Le témoin du jour au procès de Laurent Gbagbo et Charles Blé Goudé bénéficie de mesures de protection. C’est donc avec le visage brouillé et la voix déformée que P-238, un militaire, a répondu aux questions du bureau de la procureure à la Cour pénale internationale (CPI).
Par Camille Dubruelh source: Ivoirejustice
Le Bataillon d’artillerie sol-air (BASA) était au centre des discussions, ce mardi 27 septembre. Le témoin a été longuement interrogé sur les missions, l’organisation et la hiérarchie de ce corps de l’armée de terre lors de la crise postélectorale. Il a notamment été question de son commandant, le lieutenant-colonel Dadi, «un homme fort, sûr, un homme de poigne qui aimait le travail bien fait», selon les dires du témoin. « Il n’était pas possible de (lui) montrer son désaccord », a poursuivi P-238, répondant aux questions du substitut de la procureure, « parce que c’était Dadi ». Ceux qui ne l’écoutaient pas s’exposaient à des punitions et des insultes, a encore expliqué le témoin, ajoutant qu’« il avait beaucoup d’espions » et qu’« il fallait savoir tenir sa langue ».

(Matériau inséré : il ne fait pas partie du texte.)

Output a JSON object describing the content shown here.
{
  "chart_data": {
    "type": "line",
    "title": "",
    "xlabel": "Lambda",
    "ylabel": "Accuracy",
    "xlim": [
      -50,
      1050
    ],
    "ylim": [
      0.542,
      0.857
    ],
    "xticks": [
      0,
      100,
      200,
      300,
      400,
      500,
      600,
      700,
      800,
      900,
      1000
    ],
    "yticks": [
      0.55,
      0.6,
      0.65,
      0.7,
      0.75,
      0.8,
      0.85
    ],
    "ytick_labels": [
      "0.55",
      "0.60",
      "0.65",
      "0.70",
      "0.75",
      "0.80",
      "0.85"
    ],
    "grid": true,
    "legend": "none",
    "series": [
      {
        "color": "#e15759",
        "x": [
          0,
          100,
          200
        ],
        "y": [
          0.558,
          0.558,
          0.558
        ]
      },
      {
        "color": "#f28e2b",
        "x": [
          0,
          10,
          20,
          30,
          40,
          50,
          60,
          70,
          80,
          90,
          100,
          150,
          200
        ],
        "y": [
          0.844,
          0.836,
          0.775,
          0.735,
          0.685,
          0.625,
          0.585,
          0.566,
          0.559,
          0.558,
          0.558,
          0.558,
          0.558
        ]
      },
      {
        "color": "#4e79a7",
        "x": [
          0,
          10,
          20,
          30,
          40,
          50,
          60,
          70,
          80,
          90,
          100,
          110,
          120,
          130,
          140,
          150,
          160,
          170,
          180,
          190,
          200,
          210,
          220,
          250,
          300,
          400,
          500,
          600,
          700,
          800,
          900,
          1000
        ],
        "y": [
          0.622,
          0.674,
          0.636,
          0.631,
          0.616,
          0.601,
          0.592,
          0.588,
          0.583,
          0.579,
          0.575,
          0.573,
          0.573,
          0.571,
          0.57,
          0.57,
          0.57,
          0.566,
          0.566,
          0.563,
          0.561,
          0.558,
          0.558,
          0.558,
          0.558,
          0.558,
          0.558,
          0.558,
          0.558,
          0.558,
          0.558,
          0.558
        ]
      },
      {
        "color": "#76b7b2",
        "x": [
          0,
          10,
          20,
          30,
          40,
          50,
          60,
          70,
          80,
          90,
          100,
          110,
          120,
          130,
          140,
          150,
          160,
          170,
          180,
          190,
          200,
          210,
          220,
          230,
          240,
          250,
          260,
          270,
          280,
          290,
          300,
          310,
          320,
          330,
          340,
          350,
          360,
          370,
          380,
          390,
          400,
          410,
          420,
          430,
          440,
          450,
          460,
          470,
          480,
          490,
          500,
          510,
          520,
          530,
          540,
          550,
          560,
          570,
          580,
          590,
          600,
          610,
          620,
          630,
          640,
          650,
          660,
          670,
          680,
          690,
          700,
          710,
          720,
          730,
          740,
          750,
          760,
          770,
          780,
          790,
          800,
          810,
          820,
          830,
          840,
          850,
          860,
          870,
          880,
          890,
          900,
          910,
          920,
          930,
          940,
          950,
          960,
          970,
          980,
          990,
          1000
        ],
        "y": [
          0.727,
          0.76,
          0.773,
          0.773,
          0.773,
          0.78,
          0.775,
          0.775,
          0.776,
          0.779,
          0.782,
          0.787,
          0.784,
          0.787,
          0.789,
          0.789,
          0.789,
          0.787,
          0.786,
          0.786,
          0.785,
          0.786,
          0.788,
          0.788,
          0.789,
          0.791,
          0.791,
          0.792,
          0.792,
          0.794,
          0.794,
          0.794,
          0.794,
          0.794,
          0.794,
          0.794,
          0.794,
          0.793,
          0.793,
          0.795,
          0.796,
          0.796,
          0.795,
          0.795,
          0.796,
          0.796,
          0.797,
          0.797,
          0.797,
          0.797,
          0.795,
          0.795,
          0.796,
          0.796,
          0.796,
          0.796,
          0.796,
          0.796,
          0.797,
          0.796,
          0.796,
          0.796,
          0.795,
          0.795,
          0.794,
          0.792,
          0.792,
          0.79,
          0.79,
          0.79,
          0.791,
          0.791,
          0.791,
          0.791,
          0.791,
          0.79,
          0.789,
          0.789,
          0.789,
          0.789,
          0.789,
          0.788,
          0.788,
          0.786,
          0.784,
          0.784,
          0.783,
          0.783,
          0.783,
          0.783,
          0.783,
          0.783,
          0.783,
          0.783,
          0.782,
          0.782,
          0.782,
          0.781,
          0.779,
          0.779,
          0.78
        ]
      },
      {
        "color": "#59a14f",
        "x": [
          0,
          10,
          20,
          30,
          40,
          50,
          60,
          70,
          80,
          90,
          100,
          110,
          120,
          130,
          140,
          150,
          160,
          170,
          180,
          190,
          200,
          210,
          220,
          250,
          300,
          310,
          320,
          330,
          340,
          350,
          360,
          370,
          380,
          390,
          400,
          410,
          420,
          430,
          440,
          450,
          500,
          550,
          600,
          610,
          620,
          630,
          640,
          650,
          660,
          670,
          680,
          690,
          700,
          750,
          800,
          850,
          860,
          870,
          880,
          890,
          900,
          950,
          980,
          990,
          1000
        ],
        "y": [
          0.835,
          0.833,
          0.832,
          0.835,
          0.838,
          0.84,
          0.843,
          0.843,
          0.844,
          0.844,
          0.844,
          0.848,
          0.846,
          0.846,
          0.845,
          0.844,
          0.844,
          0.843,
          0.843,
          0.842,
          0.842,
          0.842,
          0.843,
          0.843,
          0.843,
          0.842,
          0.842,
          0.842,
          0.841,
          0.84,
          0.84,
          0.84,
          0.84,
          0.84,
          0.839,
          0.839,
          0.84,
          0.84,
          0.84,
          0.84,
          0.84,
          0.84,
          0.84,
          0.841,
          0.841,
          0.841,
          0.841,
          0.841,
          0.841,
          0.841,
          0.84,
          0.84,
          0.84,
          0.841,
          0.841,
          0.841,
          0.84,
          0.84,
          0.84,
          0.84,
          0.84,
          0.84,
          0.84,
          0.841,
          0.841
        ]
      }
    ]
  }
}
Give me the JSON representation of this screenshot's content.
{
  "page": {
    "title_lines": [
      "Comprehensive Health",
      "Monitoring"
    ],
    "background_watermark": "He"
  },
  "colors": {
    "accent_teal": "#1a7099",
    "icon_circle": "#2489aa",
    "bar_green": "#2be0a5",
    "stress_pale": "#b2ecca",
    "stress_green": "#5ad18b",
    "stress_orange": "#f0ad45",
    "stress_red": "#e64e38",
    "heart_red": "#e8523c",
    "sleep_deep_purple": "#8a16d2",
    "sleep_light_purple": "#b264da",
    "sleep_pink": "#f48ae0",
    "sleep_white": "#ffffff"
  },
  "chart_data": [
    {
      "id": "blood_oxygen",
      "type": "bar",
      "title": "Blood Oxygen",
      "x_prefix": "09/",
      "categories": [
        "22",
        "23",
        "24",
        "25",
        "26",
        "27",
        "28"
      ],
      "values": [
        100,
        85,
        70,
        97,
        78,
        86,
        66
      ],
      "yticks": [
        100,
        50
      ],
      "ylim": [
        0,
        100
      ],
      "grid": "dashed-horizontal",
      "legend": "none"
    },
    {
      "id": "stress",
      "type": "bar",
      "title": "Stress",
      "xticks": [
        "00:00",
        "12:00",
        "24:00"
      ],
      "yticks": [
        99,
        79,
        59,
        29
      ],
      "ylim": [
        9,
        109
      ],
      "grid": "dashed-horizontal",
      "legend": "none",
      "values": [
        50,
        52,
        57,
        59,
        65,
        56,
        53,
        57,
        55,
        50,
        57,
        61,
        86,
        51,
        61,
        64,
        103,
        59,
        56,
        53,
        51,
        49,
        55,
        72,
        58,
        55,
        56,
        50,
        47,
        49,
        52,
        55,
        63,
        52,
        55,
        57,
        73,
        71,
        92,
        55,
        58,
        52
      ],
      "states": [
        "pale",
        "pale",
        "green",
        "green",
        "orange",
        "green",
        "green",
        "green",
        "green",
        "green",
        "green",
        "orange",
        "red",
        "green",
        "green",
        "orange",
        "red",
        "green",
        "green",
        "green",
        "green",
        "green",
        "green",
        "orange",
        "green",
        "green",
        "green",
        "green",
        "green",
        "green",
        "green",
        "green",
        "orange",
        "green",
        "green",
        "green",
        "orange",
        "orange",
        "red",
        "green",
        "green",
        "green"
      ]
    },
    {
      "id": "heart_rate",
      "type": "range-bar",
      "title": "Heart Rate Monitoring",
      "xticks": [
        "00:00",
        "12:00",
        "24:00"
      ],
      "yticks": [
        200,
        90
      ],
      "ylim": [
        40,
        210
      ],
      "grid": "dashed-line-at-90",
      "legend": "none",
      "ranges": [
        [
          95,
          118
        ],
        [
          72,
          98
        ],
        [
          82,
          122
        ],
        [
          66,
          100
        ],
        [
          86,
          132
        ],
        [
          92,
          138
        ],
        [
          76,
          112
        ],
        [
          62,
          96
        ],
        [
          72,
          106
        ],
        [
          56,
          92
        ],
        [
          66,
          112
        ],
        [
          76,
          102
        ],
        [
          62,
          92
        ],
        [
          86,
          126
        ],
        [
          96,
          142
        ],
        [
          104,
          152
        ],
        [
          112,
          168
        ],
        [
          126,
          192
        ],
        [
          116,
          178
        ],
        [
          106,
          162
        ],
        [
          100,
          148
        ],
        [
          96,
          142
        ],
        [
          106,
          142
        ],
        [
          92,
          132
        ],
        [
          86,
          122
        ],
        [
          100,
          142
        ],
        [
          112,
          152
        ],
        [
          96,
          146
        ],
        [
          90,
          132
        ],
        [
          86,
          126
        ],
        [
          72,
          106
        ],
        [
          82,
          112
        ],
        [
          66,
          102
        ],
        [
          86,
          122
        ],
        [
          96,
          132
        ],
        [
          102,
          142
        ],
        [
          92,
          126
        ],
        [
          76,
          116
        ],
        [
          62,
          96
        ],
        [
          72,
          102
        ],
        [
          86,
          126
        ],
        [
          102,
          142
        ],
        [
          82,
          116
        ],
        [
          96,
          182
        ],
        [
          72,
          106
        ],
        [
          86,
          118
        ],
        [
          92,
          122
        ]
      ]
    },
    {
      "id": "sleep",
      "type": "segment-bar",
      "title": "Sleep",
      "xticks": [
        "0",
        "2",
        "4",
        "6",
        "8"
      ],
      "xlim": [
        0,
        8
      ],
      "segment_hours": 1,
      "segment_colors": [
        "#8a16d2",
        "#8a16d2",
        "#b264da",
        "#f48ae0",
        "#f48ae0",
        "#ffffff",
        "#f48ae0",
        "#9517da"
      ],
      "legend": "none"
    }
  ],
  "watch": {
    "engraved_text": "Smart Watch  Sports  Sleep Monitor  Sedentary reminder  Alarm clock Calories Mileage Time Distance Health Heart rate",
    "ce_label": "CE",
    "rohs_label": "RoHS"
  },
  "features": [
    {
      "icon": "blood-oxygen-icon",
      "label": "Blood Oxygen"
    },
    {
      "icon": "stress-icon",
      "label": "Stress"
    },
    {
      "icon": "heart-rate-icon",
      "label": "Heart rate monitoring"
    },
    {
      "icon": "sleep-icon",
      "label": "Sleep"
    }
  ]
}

Quant aux relations entre le colonel Dadi et les autres chefs des forces armées, elles étaient « exécrables », explique le témoin. Le chef de corps considérait par exemple le général Detto Letto, son supérieur, comme « un vaurien ». Par contre, selon les dires de P-238, le colonel Dadi entretenait de bons rapports avec certains officiers, le capitaine Zadi du 1er Bataillon de commandos parachutistes (BCP) ou encore le général Dogbo Blé, commandant de la Garde républicaine. Il arrivait d’ailleurs au BASA de mener des opérations conjointes avec ce corps à l’époque, en particulier des missions de sécurité présidentielle, lorsque le chef de l’Etat partait en déplacement.
Des véhicules offert par la deuxième épouse de Laurent Gbagbo, après le deuxième tour des élections
Concernant l’organisation du BASA, il a ensuite été question de l’armement à sa disposition lors de la crise postélectorale, un armement conséquent selon les propos du témoin qui cite des lance-roquettes multiples et des mortiers de 120 mm. « Après le deuxième tour, on a reçu 21 véhicules supplémentaires », des 4×4, explique encore P-238, « le chef de corps a dit que c’était la seconde épouse du président (Nady Bamba ndlr) qui nous les avaient donné ». Le substitut de la procureure a voulu savoir si l’armement du BASA avait été vérifié par la mission des Nations Unies. Si celle-ci venait à l’improviste, le colonel Dadi ordonnait à ses éléments de la « bloquer à l’extérieur du camp », le temps de « dissimuler les munitions », raconte le témoin.
Autre sujet abordé aujourd’hui, le vote des militaires lors de l’élection présidentielle. « A-t-on tenté de vous influencer pour voter pour l’un ou l’autre des candidats ? », a voulu savoir Eric MacDonald. « Nous n’avions pas le choix, on nous avait dit pour qui il fallait voter », affirme le témoin, racontant comment cela s’était passé. Avant le second tour, tous les éléments des forces terrestres avaient été convoqués par le général Philippe Mangou, ancien chef d’état-major, à l’ancien camp Akouédo. Celui-ci s’était adressé aux militaires, les exhortant à « faire le bon choix » et de « montrer (leur) attachement au président par les urnes en votant massivement ». Un message relayé à plusieurs reprises par le colonel Dadi à ses hommes et assorti de mises en gardes. « Pour garder nos postes, il fallait voter pour le président (Laurent Gbagbo ndlr) », assure P-238.